The courts also stressed that the demand letters were only issued to dealers who had supposedly failed to respond quickly to trace requests, or who had high numbers of guns traced quickly to crimes. As flawed as those reasons were, the letters still only went to a few hundred dealers—less than 0.1 percent of the licensees in the United States at the time.

Compare that to the number of dealers slated to receive the new multiple sales letters. The BATFE estimates that nearly 8,500 dealers will receive those letters; that’s nearly one out of every seven firearm retailers in the United States today, including many who are hundreds of miles from the Mexican border. That’s obviously casting way too big of a net, and could lay the groundwork for even broader demands that would truly amount to a gun registration scheme.

That makes this fight a top priority for NRA. Right now, we’re filing comments with the Office of Management and Budget, asking them to deny the proposed “information collection.” But we’ve also begun planning our next move, which will be legislative proposals to limit the “demand letter” authority.

Fortunately, our allies in Congress are already rallying across party lines on this issue. For example, the entire Montana congressional delegation has already weighed in, with Democratic Sens. Max Baucus and Jon Tester calling the proposal “unnecessarily burdensome” and arguing that any further reporting requirement “must be done by Congress through the transparent legislative process.”

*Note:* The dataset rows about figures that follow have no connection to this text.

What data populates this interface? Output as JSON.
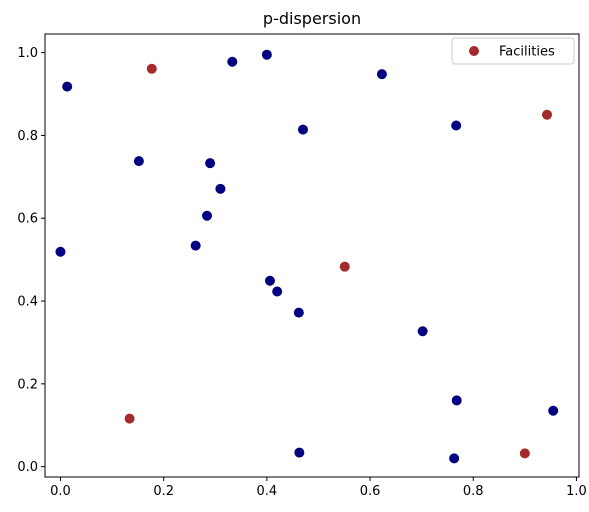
{
  "chart_data": {
    "type": "scatter",
    "title": "p-dispersion",
    "xlabel": "",
    "ylabel": "",
    "xlim": [
      -0.03,
      1.005
    ],
    "ylim": [
      -0.025,
      1.045
    ],
    "xticks": [
      0.0,
      0.2,
      0.4,
      0.6,
      0.8,
      1.0
    ],
    "xtick_labels": [
      "0.0",
      "0.2",
      "0.4",
      "0.6",
      "0.8",
      "1.0"
    ],
    "yticks": [
      0.0,
      0.2,
      0.4,
      0.6,
      0.8,
      1.0
    ],
    "ytick_labels": [
      "0.0",
      "0.2",
      "0.4",
      "0.6",
      "0.8",
      "1.0"
    ],
    "grid": false,
    "legend_position": "top-right",
    "series": [
      {
        "color": "#000080",
        "points": [
          [
            0.013,
            0.918
          ],
          [
            0.0,
            0.519
          ],
          [
            0.152,
            0.738
          ],
          [
            0.29,
            0.733
          ],
          [
            0.31,
            0.671
          ],
          [
            0.284,
            0.606
          ],
          [
            0.262,
            0.534
          ],
          [
            0.333,
            0.978
          ],
          [
            0.4,
            0.995
          ],
          [
            0.47,
            0.814
          ],
          [
            0.406,
            0.449
          ],
          [
            0.42,
            0.423
          ],
          [
            0.462,
            0.372
          ],
          [
            0.623,
            0.948
          ],
          [
            0.767,
            0.824
          ],
          [
            0.702,
            0.327
          ],
          [
            0.768,
            0.16
          ],
          [
            0.955,
            0.135
          ],
          [
            0.463,
            0.034
          ],
          [
            0.763,
            0.02
          ]
        ]
      },
      {
        "name": "Facilities",
        "color": "#a52a2a",
        "points": [
          [
            0.177,
            0.961
          ],
          [
            0.943,
            0.85
          ],
          [
            0.551,
            0.483
          ],
          [
            0.134,
            0.116
          ],
          [
            0.9,
            0.032
          ]
        ]
      }
    ]
  }
}
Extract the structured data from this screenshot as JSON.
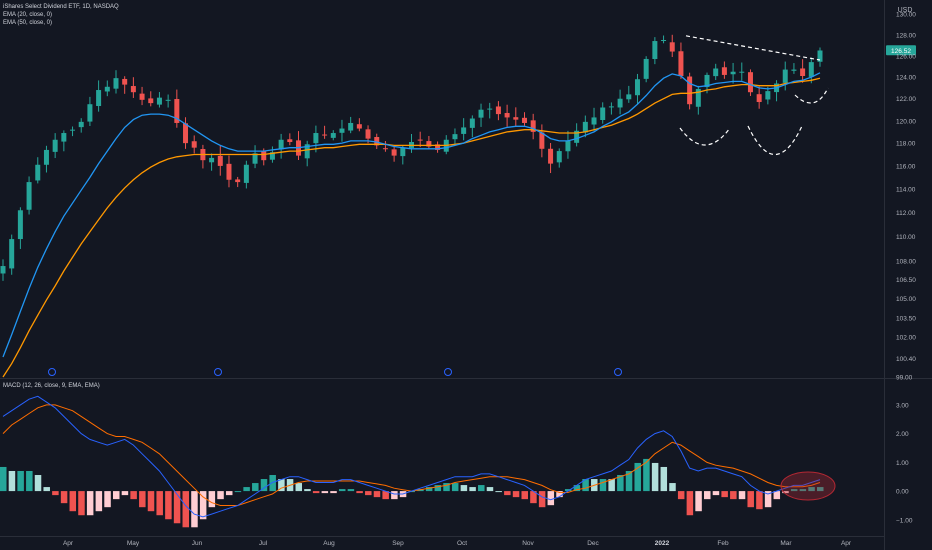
{
  "legend": {
    "symbol": "iShares Select Dividend ETF, 1D, NASDAQ",
    "ema20": "EMA (20, close, 0)",
    "ema50": "EMA (50, close, 0)",
    "macd": "MACD (12, 26, close, 9, EMA, EMA)"
  },
  "currency": "USD",
  "last_price": "126.52",
  "colors": {
    "background": "#131722",
    "up": "#26a69a",
    "down": "#ef5350",
    "ema20": "#2196f3",
    "ema50": "#ff9800",
    "macd_line": "#2962ff",
    "signal_line": "#ff6d00",
    "annotation": "#ffffff",
    "highlight": "#b22833"
  },
  "chart_data": [
    {
      "type": "candlestick",
      "title": "iShares Select Dividend ETF, 1D, NASDAQ",
      "x_tick_labels": [
        "Apr",
        "May",
        "Jun",
        "Jul",
        "Aug",
        "Sep",
        "Oct",
        "Nov",
        "Dec",
        "2022",
        "Feb",
        "Mar",
        "Apr"
      ],
      "y_tick_labels": [
        "130.00",
        "128.00",
        "126.00",
        "124.00",
        "122.00",
        "120.00",
        "118.00",
        "116.00",
        "114.00",
        "112.00",
        "110.00",
        "108.00",
        "106.50",
        "105.00",
        "103.50",
        "102.00",
        "100.40",
        "99.00"
      ],
      "ylim": [
        99,
        130.6
      ],
      "y_scale": "log",
      "grid": false,
      "approximate_closes": [
        107.6,
        109.8,
        112.2,
        114.6,
        116.1,
        117.4,
        118.3,
        118.9,
        119.2,
        119.9,
        121.5,
        122.8,
        123.1,
        123.9,
        123.3,
        122.6,
        121.9,
        121.6,
        122.1,
        121.9,
        119.8,
        118.0,
        117.6,
        116.5,
        116.7,
        116.0,
        114.8,
        114.6,
        116.1,
        117.1,
        116.5,
        117.2,
        118.3,
        118.1,
        116.9,
        117.9,
        118.9,
        118.7,
        118.9,
        119.3,
        119.8,
        119.3,
        118.4,
        117.8,
        117.5,
        116.9,
        117.6,
        118.1,
        118.3,
        117.7,
        117.4,
        118.3,
        118.8,
        119.4,
        120.2,
        121.0,
        121.1,
        120.6,
        120.3,
        120.1,
        119.8,
        119.0,
        117.5,
        116.2,
        117.3,
        118.2,
        119.1,
        119.9,
        120.3,
        121.2,
        121.3,
        122.0,
        122.4,
        123.8,
        125.7,
        127.4,
        127.5,
        126.4,
        124.1,
        121.5,
        122.9,
        124.2,
        124.8,
        124.2,
        124.5,
        124.5,
        122.6,
        121.7,
        122.7,
        123.4,
        124.7,
        124.7,
        124.1,
        125.4,
        126.5
      ],
      "ema20": [
        100.5,
        102.2,
        104.0,
        105.8,
        107.5,
        109.0,
        110.4,
        111.7,
        112.8,
        113.9,
        115.0,
        116.2,
        117.3,
        118.4,
        119.4,
        120.1,
        120.5,
        120.6,
        120.6,
        120.5,
        120.2,
        119.7,
        119.2,
        118.7,
        118.2,
        117.8,
        117.5,
        117.3,
        117.3,
        117.3,
        117.3,
        117.4,
        117.5,
        117.6,
        117.6,
        117.7,
        117.8,
        117.9,
        117.9,
        118.0,
        118.2,
        118.2,
        118.2,
        118.1,
        117.9,
        117.7,
        117.6,
        117.5,
        117.5,
        117.5,
        117.5,
        117.6,
        117.8,
        118.0,
        118.4,
        118.7,
        119.0,
        119.2,
        119.4,
        119.5,
        119.5,
        119.3,
        118.9,
        118.4,
        118.2,
        118.2,
        118.4,
        118.7,
        119.0,
        119.5,
        119.9,
        120.4,
        120.8,
        121.5,
        122.3,
        123.2,
        123.9,
        124.3,
        124.1,
        123.4,
        123.1,
        123.2,
        123.4,
        123.5,
        123.6,
        123.6,
        123.3,
        123.0,
        122.9,
        123.0,
        123.3,
        123.6,
        123.7,
        124.0,
        124.4
      ],
      "ema50": [
        99.0,
        100.0,
        101.2,
        102.5,
        103.7,
        104.9,
        106.0,
        107.2,
        108.3,
        109.4,
        110.4,
        111.4,
        112.4,
        113.3,
        114.1,
        114.8,
        115.4,
        115.9,
        116.3,
        116.6,
        116.8,
        116.9,
        117.0,
        117.0,
        117.0,
        117.0,
        117.0,
        117.0,
        117.0,
        117.0,
        117.0,
        117.1,
        117.2,
        117.3,
        117.3,
        117.4,
        117.5,
        117.6,
        117.6,
        117.7,
        117.8,
        117.9,
        117.9,
        117.9,
        117.9,
        117.8,
        117.8,
        117.8,
        117.8,
        117.8,
        117.8,
        117.8,
        117.9,
        118.0,
        118.2,
        118.4,
        118.6,
        118.8,
        119.0,
        119.1,
        119.2,
        119.2,
        119.1,
        119.0,
        118.9,
        118.9,
        118.9,
        119.0,
        119.2,
        119.4,
        119.6,
        119.9,
        120.2,
        120.6,
        121.1,
        121.6,
        122.0,
        122.4,
        122.5,
        122.5,
        122.6,
        122.8,
        122.9,
        123.1,
        123.2,
        123.3,
        123.3,
        123.2,
        123.2,
        123.2,
        123.4,
        123.5,
        123.6,
        123.7,
        123.9
      ]
    },
    {
      "type": "bar",
      "title": "MACD (12, 26, close, 9, EMA, EMA)",
      "series": [
        {
          "name": "MACD",
          "values": [
            2.6,
            2.8,
            3.0,
            3.2,
            3.3,
            3.1,
            2.9,
            2.6,
            2.3,
            2.0,
            1.8,
            1.7,
            1.6,
            1.7,
            1.8,
            1.6,
            1.3,
            1.0,
            0.7,
            0.3,
            -0.1,
            -0.5,
            -0.8,
            -0.9,
            -0.8,
            -0.7,
            -0.6,
            -0.5,
            -0.3,
            -0.1,
            0.1,
            0.3,
            0.4,
            0.5,
            0.5,
            0.4,
            0.3,
            0.3,
            0.3,
            0.4,
            0.4,
            0.3,
            0.2,
            0.1,
            0.0,
            -0.1,
            -0.1,
            0.0,
            0.1,
            0.2,
            0.3,
            0.4,
            0.5,
            0.5,
            0.5,
            0.6,
            0.6,
            0.5,
            0.4,
            0.3,
            0.2,
            0.0,
            -0.2,
            -0.3,
            -0.2,
            0.0,
            0.2,
            0.4,
            0.5,
            0.6,
            0.7,
            0.9,
            1.1,
            1.5,
            1.8,
            2.0,
            2.1,
            1.9,
            1.4,
            0.8,
            0.7,
            0.8,
            0.8,
            0.7,
            0.6,
            0.5,
            0.2,
            0.0,
            -0.1,
            0.0,
            0.1,
            0.2,
            0.2,
            0.3,
            0.4
          ]
        },
        {
          "name": "Signal",
          "values": [
            2.0,
            2.3,
            2.5,
            2.7,
            2.9,
            3.0,
            3.0,
            2.9,
            2.8,
            2.6,
            2.4,
            2.2,
            2.0,
            1.9,
            1.9,
            1.8,
            1.7,
            1.5,
            1.3,
            1.0,
            0.7,
            0.4,
            0.1,
            -0.2,
            -0.4,
            -0.5,
            -0.5,
            -0.5,
            -0.4,
            -0.3,
            -0.2,
            -0.1,
            0.1,
            0.2,
            0.3,
            0.35,
            0.35,
            0.35,
            0.35,
            0.35,
            0.35,
            0.35,
            0.3,
            0.25,
            0.2,
            0.1,
            0.05,
            0.0,
            0.05,
            0.1,
            0.15,
            0.2,
            0.3,
            0.35,
            0.4,
            0.45,
            0.5,
            0.5,
            0.5,
            0.45,
            0.4,
            0.3,
            0.2,
            0.05,
            -0.05,
            -0.05,
            0.05,
            0.1,
            0.2,
            0.3,
            0.4,
            0.5,
            0.6,
            0.8,
            1.0,
            1.3,
            1.5,
            1.7,
            1.6,
            1.4,
            1.2,
            1.0,
            0.9,
            0.85,
            0.8,
            0.7,
            0.6,
            0.45,
            0.3,
            0.2,
            0.15,
            0.15,
            0.15,
            0.2,
            0.3
          ]
        }
      ],
      "y_tick_labels": [
        "3.00",
        "2.00",
        "1.00",
        "0.00",
        "−1.00"
      ],
      "ylim": [
        -1.25,
        3.45
      ]
    }
  ]
}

Likewise, Montana’s Republican U.S. Rep. Denny Rehberg, joined by 35 House colleagues, including incoming Judiciary Committee Chairman Lamar Smith, R-Texas, blasted the “new, onerous requirements that would inevitably track and catalogue the purchases of law-abiding gun owners,” also denouncing the proposal as an “end run around Congress.”

NRA will make sure all of these arguments are heard on Capitol Hill—and in the courts, if necessary—as this fight goes on.